Jarvis era como o tio que ele nunca teve. Desde que ele se conhecia por gente o mordomo estava lá. Cuidado de seus machucados quando era criança... Tony estava de repente, cansado, eram muitas lembranças pra reviver numa noite só. Ele se sentou no chão, atrás do sofá e abaixou a cabeça até encostar-se aos joelhos flexionados.
Sua mãe... ele ainda poderia ver o sorriso dela claro, como que ao vivo, em sua mente. Ele não queria lembrar dos momentos com ela, por que sabia que iria doer muito mais e ele tinha tempo até o luto passar, por que embora demorasse, ele sabia que ia passar, mas até lá, as outras lágrimas vieram.
– Tony... – ele ouviu seu nome vindo do outro lado do sofá.
– Vá embora Pepper! – ele exclamou e limpou as lágrimas.
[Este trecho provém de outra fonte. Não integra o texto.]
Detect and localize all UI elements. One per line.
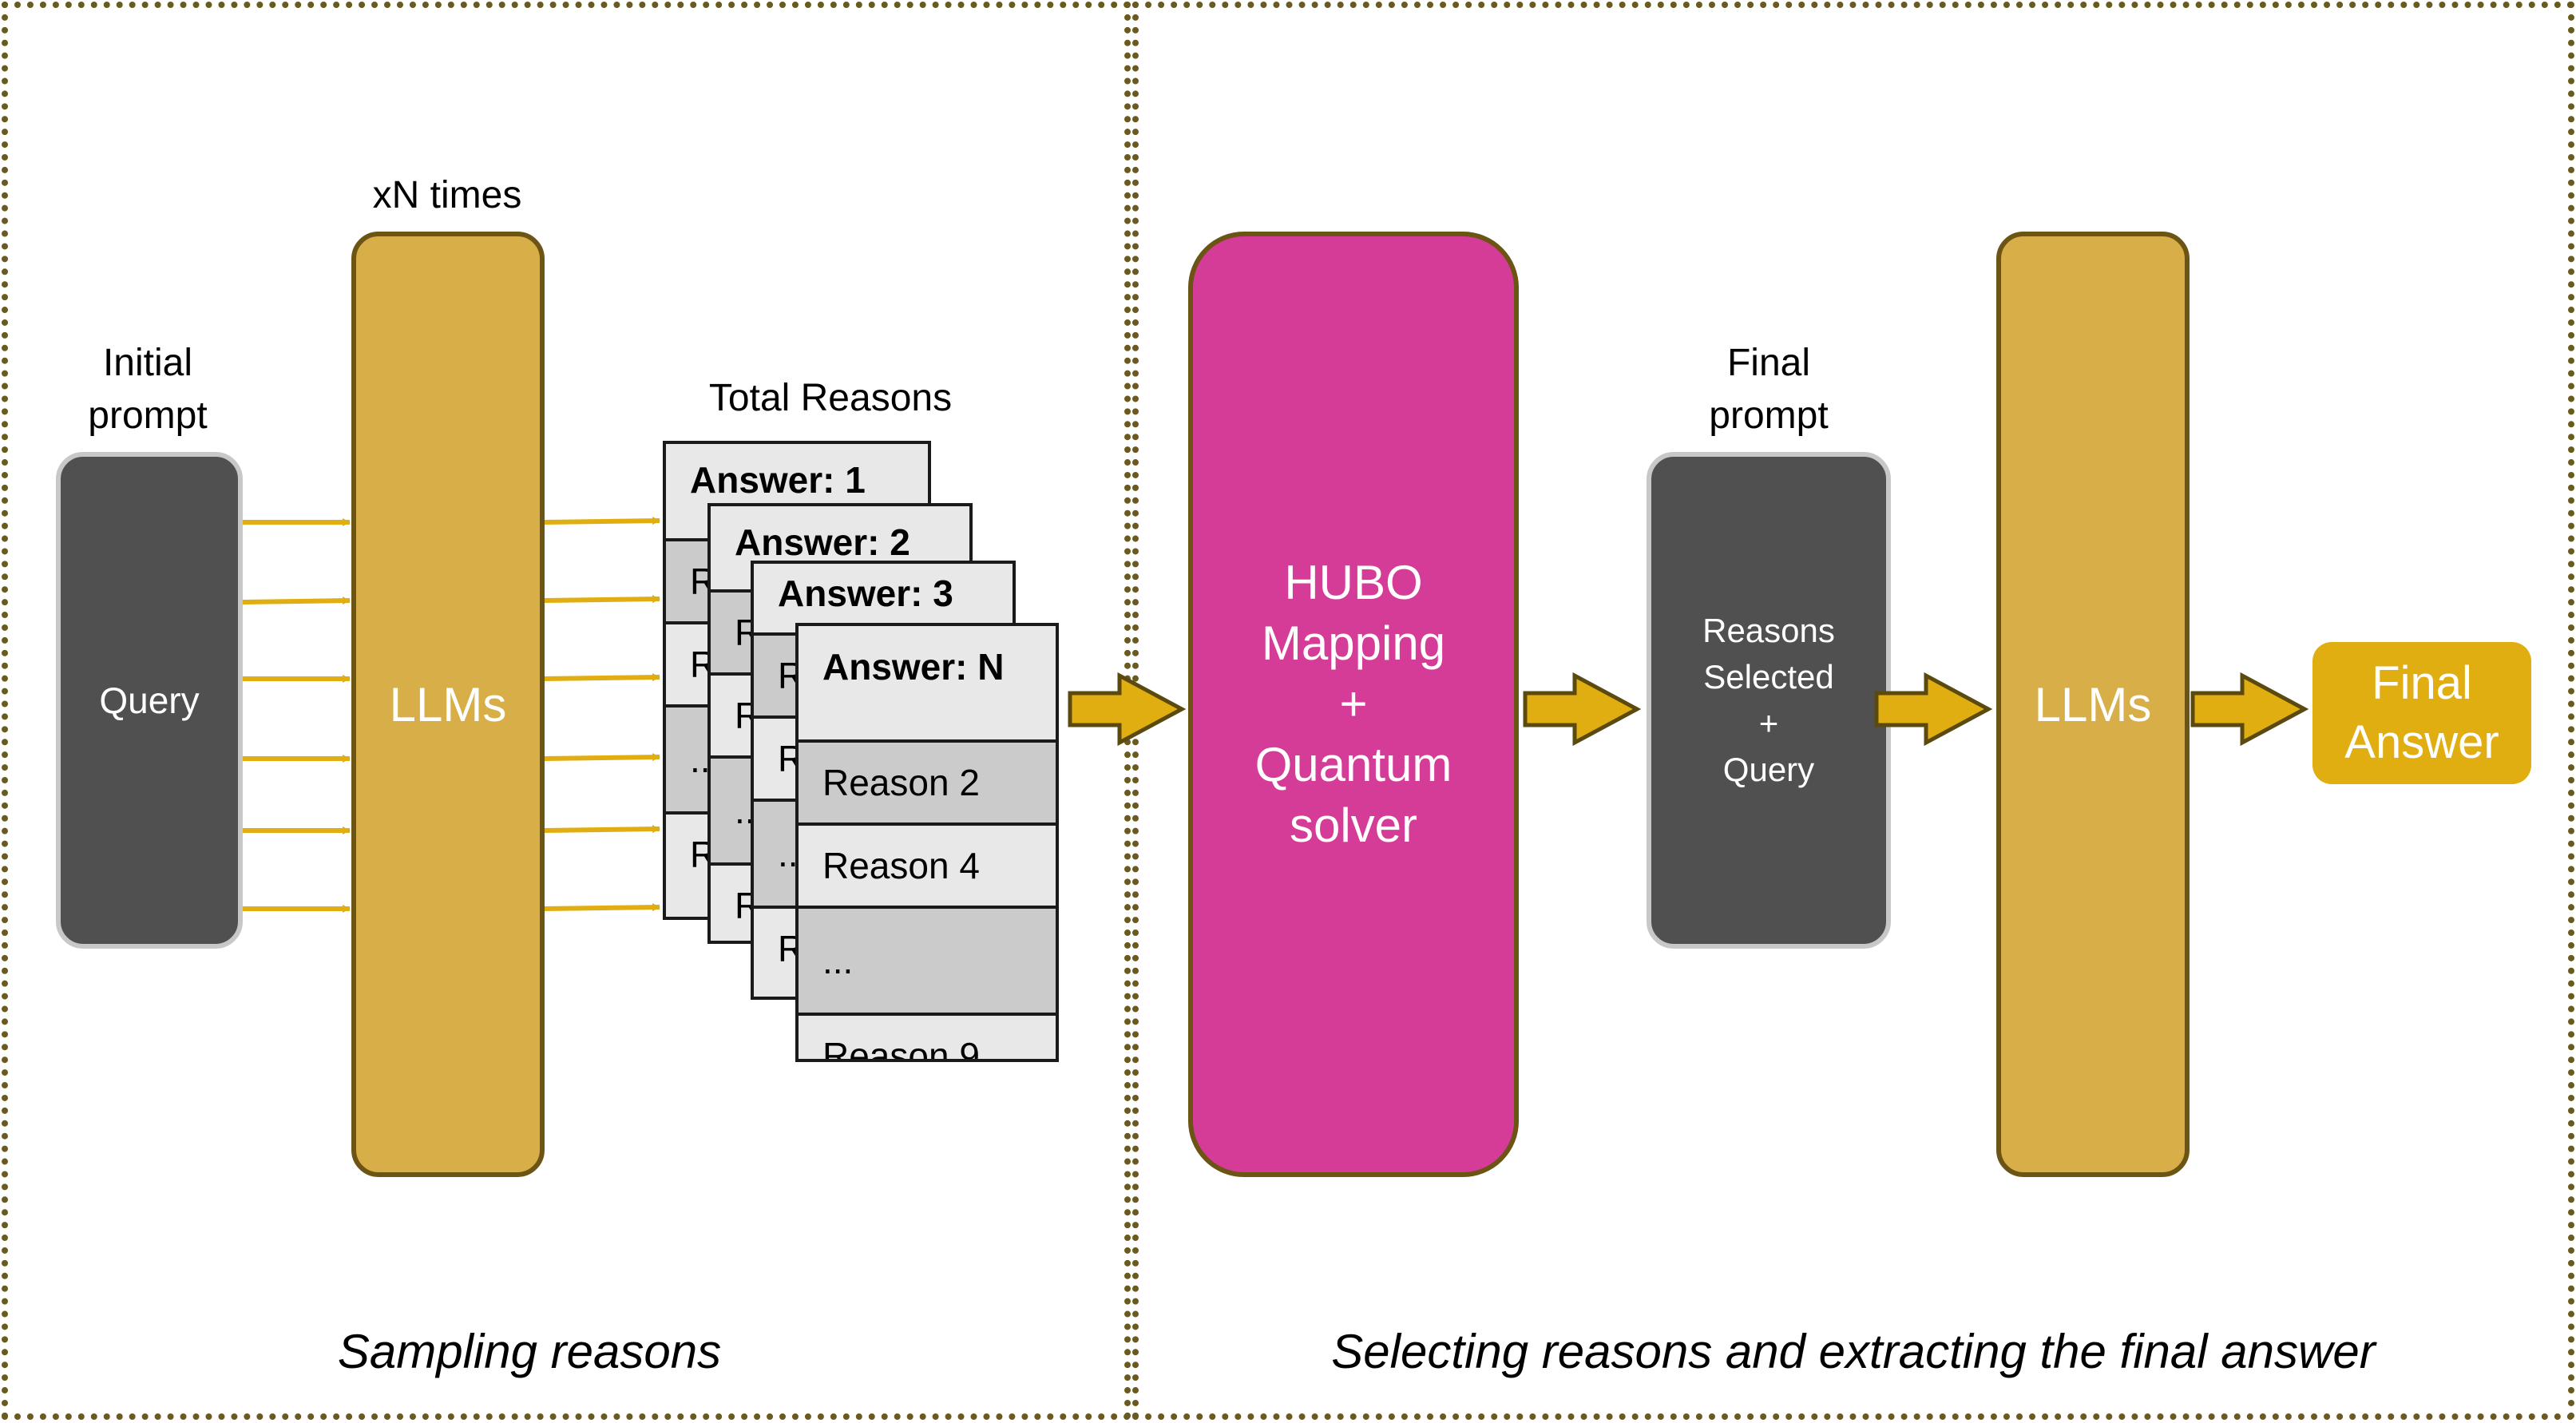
block-arrow <box>1523 672 1642 747</box>
query-box: Query <box>56 452 243 949</box>
final-prompt-label: Final prompt <box>1709 342 1829 437</box>
arrow <box>544 595 660 604</box>
block-arrow <box>1068 672 1187 747</box>
reason-row: Reason 9 <box>799 1013 1056 1059</box>
answer-card-front: Answer: N Reason 2 Reason 4 ... Reason 9 <box>795 623 1059 1062</box>
initial-prompt-label: Initial prompt <box>88 342 208 437</box>
block-arrow <box>1874 672 1993 747</box>
total-reasons-label: Total Reasons <box>708 377 953 419</box>
final-answer-box: Final Answer <box>2312 642 2531 784</box>
arrow <box>242 597 351 605</box>
reason-row: Reason 4 <box>799 822 1056 906</box>
reason-row: ... <box>799 906 1056 1013</box>
arrow <box>544 903 660 912</box>
right-panel-caption: Selecting reasons and extracting the fin… <box>1331 1325 2376 1378</box>
arrow <box>544 825 660 834</box>
final-prompt-box: Reasons Selected + Query <box>1647 452 1891 949</box>
llm-box-final: LLMs <box>1996 232 2190 1177</box>
arrow <box>544 753 660 762</box>
block-arrow <box>2190 672 2309 747</box>
left-panel-caption: Sampling reasons <box>337 1325 722 1378</box>
llm-box-sampling: LLMs <box>351 232 545 1177</box>
arrow <box>544 673 660 682</box>
arrow <box>544 517 660 525</box>
repeat-label: xN times <box>372 174 522 216</box>
hubo-quantum-box: HUBO Mapping + Quantum solver <box>1188 232 1519 1177</box>
reason-row: Reason 2 <box>799 739 1056 822</box>
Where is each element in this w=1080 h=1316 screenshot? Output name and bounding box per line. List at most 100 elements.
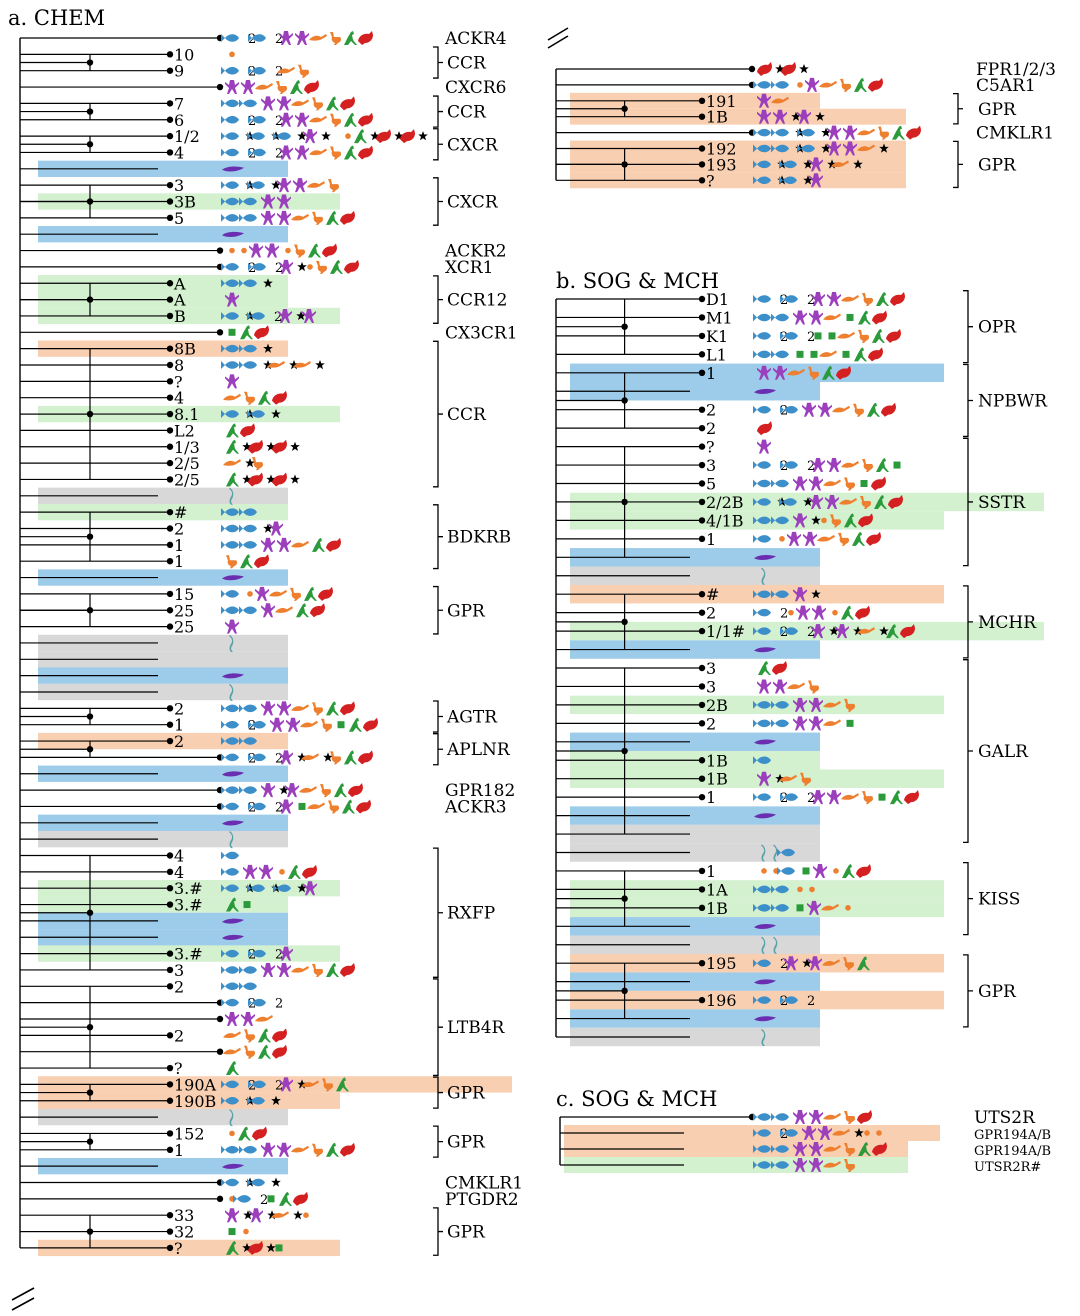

Ele se levantou e arrumou a calça amassada.
Ela se aproximou dele perto das janelas. Ele tinha o rosto na direção das ondas quebrando na encosta. Não queria encará-la.
– Tony... – ela o chamou de novo. Pousou uma das mãos na bochecha dele, limpando o rastro de lágrimas. Ainda forçou um pouco o rosto dele, pra encará-la. Pepper passou as mãos no cabelo dele, tentando arrumar, inutilmente. Tal qual como sua mãe fazia. – você não precisa fingir... – ela deu-lhe um sorriso fraco. – não pra mim...
Só foi preciso isso pra que ele enterrasse o rosto na curva do pescoço alvo dela e chorasse. Feito uma criança ferida ele derramou aquelas lágrimas tão doloridas.
Ela passava as mãos pelas costas dele, porém não sussurrava nada. Ela sabia que uma hora tudo ia ficar bem, mas não queria forçar nada agora. Ela só ficou ali dando-lhe apoio e nada mais. Ela o guiou pelas escadas, mesmo assim ele ainda derramava algumas lágrimas e seus ombros tremiam, sinal claro de que ainda chorava. Eles entraram no quarto dele e a ruiva o ajudou a tirar os tênis e sentar-se na cama. ele segurou-se na fina cintura e deitou no colo dela. Pepper corria suas mãos pelos cabelos dele, descendo pros ombros e pras costas, ela também tinha algumas lágrimas, ela conheceu pouco Jarvis e Maria, só viu Howard quando eles deixaram a mansão naquela tarde, mas ainda assim ela sentia. Por ele, que estava ali, tão frágil.
Tony Stark naquela noite era uma criança indefesa e machucada. Ele tinha perdido quem lhe devia dar colo, porém não estava mais sozinho.